Re: You can't deny the inherent racism of the Civil War
by
TJoad
01/21/2008, 4:54 PM #
TheRaven, you state: “The American Civil War was not fought over slavery, no matter how loud you shout and how high you jump up and down, it was driven by money and power just like all war and politics always have been.”
So, answer this: If the core of the Old South’s power was founded upon whites profiting from the exploitation of slave labor--which required more than three centuries of extensive legal, political, social, religious and economic structures to subjugate, decimate and dehumanize black Africans—how can the Civil War not be about slavery?

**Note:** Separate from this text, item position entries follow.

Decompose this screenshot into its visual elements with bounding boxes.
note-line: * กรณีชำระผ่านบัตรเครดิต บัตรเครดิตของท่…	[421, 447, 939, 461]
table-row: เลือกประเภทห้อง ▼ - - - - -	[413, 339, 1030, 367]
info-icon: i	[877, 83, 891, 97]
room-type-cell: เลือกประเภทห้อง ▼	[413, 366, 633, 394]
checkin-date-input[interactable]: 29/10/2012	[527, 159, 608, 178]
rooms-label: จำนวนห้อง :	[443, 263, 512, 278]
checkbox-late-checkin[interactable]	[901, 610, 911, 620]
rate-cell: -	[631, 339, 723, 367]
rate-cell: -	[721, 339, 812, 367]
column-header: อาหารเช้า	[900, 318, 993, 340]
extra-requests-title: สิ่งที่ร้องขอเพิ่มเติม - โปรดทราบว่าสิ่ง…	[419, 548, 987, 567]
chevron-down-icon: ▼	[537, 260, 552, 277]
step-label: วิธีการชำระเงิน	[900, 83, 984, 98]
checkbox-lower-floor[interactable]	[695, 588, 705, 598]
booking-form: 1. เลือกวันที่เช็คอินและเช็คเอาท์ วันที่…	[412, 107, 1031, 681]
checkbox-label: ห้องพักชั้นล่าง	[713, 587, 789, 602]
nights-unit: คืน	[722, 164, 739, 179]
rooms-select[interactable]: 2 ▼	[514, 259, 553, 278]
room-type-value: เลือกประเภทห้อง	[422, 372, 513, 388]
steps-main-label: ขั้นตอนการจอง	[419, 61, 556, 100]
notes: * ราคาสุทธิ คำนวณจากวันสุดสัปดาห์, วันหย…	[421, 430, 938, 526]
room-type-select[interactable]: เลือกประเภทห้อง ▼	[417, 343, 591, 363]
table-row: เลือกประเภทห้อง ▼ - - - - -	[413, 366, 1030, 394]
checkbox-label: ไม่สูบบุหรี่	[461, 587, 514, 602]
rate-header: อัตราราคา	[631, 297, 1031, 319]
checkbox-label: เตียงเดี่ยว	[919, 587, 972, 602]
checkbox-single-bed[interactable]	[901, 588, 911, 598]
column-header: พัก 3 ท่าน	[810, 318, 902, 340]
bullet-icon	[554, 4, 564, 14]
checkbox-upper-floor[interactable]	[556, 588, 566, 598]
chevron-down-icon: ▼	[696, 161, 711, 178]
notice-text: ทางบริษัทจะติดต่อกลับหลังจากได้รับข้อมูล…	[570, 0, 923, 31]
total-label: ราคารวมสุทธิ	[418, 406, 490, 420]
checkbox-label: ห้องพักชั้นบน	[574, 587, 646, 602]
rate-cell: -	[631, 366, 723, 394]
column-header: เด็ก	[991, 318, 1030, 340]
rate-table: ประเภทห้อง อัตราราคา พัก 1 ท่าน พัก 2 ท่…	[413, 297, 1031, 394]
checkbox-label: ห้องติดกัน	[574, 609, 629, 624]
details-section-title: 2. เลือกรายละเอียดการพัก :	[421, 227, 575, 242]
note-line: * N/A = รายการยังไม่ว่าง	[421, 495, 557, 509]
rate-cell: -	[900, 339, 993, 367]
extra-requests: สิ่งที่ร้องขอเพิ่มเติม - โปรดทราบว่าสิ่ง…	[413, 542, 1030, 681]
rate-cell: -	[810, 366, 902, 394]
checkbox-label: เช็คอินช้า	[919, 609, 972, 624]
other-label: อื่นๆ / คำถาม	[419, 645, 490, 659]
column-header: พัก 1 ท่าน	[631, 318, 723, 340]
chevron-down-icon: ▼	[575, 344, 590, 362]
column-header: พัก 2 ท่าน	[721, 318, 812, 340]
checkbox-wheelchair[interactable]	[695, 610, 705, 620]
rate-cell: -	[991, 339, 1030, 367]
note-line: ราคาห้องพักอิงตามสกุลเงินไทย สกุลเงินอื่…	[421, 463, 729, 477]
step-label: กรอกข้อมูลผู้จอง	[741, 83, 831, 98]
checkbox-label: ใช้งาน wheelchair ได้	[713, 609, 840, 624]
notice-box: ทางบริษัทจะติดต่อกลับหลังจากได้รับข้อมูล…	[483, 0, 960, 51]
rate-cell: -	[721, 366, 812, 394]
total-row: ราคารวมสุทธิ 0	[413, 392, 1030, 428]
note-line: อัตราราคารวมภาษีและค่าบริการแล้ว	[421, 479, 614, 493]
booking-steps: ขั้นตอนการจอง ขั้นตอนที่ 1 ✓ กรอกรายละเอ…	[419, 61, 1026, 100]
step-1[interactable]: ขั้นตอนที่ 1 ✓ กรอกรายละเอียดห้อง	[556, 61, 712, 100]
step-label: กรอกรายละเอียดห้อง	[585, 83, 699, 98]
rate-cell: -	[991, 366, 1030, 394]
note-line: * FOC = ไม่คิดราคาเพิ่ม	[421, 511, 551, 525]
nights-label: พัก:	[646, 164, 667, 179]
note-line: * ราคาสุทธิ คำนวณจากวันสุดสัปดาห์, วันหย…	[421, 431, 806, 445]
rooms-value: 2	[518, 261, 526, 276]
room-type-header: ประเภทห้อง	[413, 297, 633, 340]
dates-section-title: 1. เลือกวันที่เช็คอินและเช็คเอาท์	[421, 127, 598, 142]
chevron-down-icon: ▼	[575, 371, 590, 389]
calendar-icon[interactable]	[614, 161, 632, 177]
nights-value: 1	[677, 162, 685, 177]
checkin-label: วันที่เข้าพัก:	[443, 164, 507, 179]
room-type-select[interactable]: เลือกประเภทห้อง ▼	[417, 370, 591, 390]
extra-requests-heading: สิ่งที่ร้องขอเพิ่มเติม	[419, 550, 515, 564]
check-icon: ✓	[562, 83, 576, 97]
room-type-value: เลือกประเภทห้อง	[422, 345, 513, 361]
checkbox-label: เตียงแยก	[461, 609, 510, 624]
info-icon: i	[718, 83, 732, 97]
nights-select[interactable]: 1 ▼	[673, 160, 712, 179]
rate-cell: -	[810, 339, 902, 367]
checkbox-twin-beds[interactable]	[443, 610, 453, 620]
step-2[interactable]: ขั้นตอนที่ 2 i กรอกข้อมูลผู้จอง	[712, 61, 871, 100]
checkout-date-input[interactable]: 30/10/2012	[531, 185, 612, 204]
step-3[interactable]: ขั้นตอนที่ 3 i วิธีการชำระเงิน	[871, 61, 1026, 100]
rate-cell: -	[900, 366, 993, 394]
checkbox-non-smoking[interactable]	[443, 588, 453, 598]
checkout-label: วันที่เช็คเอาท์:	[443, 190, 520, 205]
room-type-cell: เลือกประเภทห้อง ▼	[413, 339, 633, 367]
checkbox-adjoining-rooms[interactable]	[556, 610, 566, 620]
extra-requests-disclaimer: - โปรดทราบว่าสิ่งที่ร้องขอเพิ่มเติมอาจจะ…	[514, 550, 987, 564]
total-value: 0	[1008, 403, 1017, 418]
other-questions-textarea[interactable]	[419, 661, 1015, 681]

Slavery as practiced first in southern colonies and later in southern states was not simply an oppressive economic relationship, i.e., “slave labor.” Rather, it was the whites’ brutal and systematic domination, subjugation, degradation, familial and cultural annihilation of black Africans. Law, religion, and ideology were systematically and purposefully used in southern colonies and states to create the myth of black Africans as an inferior, subhuman race, which served to justify whites’ oppression of black Africans under the regime of slavery. Further, whites maintained the domination of black Africans through the of institution slavery by destroying black African families and culture. Slave families were literally broken up and ripped apart when slave ships landed, and black African language, religion, cultural and tribal identity were annihilated.
Since eradicating slavery—the source of the Old South’s power—threatened the existence of the Old South’s entire political/social/economic order, the Civil War was certainly fought over slavery. (And while the Civil War ended the formal institution of slavery, it did not end another century of racial subjugation/caste forced on African-Americans during the post-civil war Jim Crow era through the 1960’s).